Cue the dismissal of Evans, and Leinster sought to turn the screw at scrum time, but they became ragged. Even Brian O’Driscoll was shaking his head after a loose attempt to change the point of attack with a huge looping pass to Rhys Ruddock which came with a red cross on it.

Going down the line from a penalty, the Leinster pack started a perfectly choreographed maul off a take by Leo Cullen – on for McCarthy – which began driving remorselessly forward. As the Ospreys repeatedly came in from the side, before going to ground, Poite jogged in under the posts for a penalty try. Within two minutes, Martin Moore charged through the guts of their defence, finding Jimmy Gopperth in support but as he rolled over and reached for the line when double-tackled by Rhys Web and Jeff Hassler, the latter's foot inadvertently prevented the try.
Not to matter, soon Leinster were attacking off another Cullen take out wide, Gopperth and Rob Kearney injecting some momentum, before direct carries by Jamie Heaslip, Healy and Ruddock culminated in Healy ploughing over. Game over.
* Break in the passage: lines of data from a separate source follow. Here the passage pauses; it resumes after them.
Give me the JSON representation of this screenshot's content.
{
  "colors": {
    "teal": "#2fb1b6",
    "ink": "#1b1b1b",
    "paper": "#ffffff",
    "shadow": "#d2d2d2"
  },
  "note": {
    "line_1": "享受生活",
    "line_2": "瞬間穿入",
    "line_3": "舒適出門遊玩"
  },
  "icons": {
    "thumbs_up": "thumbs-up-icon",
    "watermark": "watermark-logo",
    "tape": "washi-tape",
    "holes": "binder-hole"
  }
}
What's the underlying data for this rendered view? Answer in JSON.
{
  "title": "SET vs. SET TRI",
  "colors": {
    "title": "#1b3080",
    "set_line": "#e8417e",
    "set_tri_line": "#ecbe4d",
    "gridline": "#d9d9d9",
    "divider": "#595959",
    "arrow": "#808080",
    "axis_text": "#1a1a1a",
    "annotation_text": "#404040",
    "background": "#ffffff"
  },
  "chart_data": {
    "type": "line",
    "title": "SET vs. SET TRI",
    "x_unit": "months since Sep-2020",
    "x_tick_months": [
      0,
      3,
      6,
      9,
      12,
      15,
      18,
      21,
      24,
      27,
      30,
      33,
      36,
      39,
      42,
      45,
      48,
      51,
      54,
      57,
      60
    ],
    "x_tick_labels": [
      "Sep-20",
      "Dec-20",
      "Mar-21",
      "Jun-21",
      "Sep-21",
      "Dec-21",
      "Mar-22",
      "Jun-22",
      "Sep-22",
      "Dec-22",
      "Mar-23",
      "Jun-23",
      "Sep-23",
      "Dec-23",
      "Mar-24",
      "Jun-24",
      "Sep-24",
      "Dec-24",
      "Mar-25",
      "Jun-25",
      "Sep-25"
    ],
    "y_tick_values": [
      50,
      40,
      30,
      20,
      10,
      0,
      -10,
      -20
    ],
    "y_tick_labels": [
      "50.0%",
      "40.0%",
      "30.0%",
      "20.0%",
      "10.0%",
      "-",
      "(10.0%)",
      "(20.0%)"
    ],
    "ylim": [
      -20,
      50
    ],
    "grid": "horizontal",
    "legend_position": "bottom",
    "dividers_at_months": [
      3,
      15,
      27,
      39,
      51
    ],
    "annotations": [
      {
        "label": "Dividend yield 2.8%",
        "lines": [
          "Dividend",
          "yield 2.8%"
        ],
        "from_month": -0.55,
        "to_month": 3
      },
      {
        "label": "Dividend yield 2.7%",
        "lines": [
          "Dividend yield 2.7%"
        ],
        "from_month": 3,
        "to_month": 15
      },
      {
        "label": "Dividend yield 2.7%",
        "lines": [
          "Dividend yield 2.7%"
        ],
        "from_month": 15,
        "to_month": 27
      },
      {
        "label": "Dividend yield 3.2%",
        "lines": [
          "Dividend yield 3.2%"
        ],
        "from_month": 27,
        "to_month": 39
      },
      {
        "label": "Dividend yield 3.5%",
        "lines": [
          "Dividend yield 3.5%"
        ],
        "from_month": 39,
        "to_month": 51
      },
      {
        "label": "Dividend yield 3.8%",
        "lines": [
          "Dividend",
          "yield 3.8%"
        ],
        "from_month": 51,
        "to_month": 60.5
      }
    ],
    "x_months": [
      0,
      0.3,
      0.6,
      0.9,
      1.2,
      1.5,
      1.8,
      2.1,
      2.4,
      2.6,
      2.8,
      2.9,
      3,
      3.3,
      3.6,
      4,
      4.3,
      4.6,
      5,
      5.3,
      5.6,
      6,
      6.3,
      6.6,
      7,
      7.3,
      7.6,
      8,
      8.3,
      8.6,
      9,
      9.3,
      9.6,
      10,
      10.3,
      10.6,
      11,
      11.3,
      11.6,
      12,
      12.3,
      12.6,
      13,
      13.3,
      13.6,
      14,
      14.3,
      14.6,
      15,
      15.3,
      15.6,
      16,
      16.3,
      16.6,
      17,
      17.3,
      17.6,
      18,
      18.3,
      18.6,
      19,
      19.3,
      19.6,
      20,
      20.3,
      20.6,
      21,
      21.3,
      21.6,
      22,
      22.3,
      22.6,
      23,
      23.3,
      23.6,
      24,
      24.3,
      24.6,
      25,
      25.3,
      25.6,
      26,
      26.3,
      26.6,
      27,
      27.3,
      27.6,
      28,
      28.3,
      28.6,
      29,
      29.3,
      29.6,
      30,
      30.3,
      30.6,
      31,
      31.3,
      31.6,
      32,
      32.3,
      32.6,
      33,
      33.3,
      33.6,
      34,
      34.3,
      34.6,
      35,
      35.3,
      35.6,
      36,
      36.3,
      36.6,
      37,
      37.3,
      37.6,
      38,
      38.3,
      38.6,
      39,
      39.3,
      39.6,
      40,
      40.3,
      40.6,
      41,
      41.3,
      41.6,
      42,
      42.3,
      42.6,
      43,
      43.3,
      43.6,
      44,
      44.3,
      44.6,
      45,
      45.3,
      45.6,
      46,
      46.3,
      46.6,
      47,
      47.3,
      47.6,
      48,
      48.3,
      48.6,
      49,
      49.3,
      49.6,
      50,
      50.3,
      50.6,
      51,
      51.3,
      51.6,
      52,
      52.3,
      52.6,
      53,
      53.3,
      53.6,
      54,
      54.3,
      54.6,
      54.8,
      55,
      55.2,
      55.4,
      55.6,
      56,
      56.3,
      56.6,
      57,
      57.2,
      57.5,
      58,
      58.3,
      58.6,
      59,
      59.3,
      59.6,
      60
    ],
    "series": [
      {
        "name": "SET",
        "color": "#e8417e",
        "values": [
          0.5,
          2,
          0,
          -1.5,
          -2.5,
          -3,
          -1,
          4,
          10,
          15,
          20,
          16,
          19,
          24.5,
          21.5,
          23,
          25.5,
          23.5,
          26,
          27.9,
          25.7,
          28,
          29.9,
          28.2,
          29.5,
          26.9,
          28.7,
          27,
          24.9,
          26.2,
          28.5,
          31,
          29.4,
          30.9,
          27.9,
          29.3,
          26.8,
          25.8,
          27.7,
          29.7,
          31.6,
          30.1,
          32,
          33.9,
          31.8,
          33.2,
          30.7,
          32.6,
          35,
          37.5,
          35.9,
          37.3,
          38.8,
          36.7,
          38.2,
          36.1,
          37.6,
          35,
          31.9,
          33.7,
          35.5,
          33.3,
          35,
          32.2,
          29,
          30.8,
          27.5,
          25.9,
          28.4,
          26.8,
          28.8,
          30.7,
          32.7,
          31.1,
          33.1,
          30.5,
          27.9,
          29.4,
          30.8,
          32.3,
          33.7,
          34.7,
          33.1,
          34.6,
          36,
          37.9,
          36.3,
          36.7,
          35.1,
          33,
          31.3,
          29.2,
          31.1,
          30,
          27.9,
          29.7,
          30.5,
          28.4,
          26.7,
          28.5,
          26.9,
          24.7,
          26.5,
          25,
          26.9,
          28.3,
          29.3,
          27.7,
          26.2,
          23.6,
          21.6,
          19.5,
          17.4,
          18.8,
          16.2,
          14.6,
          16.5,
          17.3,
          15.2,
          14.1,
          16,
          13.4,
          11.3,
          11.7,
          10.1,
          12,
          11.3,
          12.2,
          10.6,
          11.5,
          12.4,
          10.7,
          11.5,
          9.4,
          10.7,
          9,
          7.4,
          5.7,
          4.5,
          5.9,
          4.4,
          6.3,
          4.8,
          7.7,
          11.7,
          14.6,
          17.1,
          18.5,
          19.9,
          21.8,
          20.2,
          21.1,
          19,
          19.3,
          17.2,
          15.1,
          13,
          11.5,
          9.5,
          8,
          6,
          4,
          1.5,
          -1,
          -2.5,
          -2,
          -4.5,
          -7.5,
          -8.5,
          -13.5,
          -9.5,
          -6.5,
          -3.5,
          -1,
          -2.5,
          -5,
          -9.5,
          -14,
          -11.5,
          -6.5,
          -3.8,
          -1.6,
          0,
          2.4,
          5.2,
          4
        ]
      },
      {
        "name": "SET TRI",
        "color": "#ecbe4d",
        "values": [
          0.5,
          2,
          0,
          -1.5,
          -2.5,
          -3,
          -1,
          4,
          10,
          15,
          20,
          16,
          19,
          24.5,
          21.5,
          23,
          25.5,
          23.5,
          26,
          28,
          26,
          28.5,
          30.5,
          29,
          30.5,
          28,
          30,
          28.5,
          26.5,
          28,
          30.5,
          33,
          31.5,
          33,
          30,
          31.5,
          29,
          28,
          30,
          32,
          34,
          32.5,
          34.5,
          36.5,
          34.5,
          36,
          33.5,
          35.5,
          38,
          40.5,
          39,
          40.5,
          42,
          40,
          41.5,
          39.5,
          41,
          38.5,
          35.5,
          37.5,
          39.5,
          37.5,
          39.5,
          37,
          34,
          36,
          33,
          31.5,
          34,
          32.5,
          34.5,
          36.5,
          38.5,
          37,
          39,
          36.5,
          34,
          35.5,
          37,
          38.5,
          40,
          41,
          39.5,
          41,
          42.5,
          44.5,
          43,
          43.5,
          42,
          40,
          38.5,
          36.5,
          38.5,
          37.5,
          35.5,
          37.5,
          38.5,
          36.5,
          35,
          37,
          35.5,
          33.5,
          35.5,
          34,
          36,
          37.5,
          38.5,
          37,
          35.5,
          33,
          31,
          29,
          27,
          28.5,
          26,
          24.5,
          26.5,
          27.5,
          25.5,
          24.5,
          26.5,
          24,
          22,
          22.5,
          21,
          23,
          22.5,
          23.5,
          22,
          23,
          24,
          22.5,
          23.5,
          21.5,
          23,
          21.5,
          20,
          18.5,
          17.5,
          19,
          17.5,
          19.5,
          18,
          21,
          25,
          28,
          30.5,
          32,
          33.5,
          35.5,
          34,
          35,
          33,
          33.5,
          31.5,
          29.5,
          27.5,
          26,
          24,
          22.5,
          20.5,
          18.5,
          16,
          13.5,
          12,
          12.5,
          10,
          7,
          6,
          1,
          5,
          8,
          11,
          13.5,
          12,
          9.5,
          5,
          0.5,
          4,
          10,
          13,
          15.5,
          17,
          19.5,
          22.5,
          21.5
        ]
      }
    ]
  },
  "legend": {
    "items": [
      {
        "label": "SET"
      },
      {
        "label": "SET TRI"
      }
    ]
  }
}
Soon replacement hooker Scott Baldwin hobbled off, also leading to uncontested scrums and Adam Jones taking over the throwing. And Leinster ought to have struck immediately after a break by D’Arcy which led to him hobbling off, but Zane Kirchener and Dave Kearney contrived to butcher it.

Other opportunities were missed before another lineout maul led to another remorseless scrum which led to another penalty try, and 17 minutes or so to obtain the bonus point. But after Heaslip charged off another big scrum, Reddan dropped the ball as he went for the line when tackled by Morgan, which typified the resistance shown by Alun-Wyn Jones, Justin Tipuric and co.

This was offset by the standing ovation for the arrival of Richardt Strauss after his remarkable journey to this point, from Bloemfontein to playing for Ireland and last night’s near miraculous return after heart surgery in October. Leinster kept pummelling away, and Jordi Murphy finally secured the bonus point with a hard straight line from deep off a popped ball by Isaac Boss.

The shackles released, Heaslip ran hard and offloaded in turn for Boss to run in the fifth try.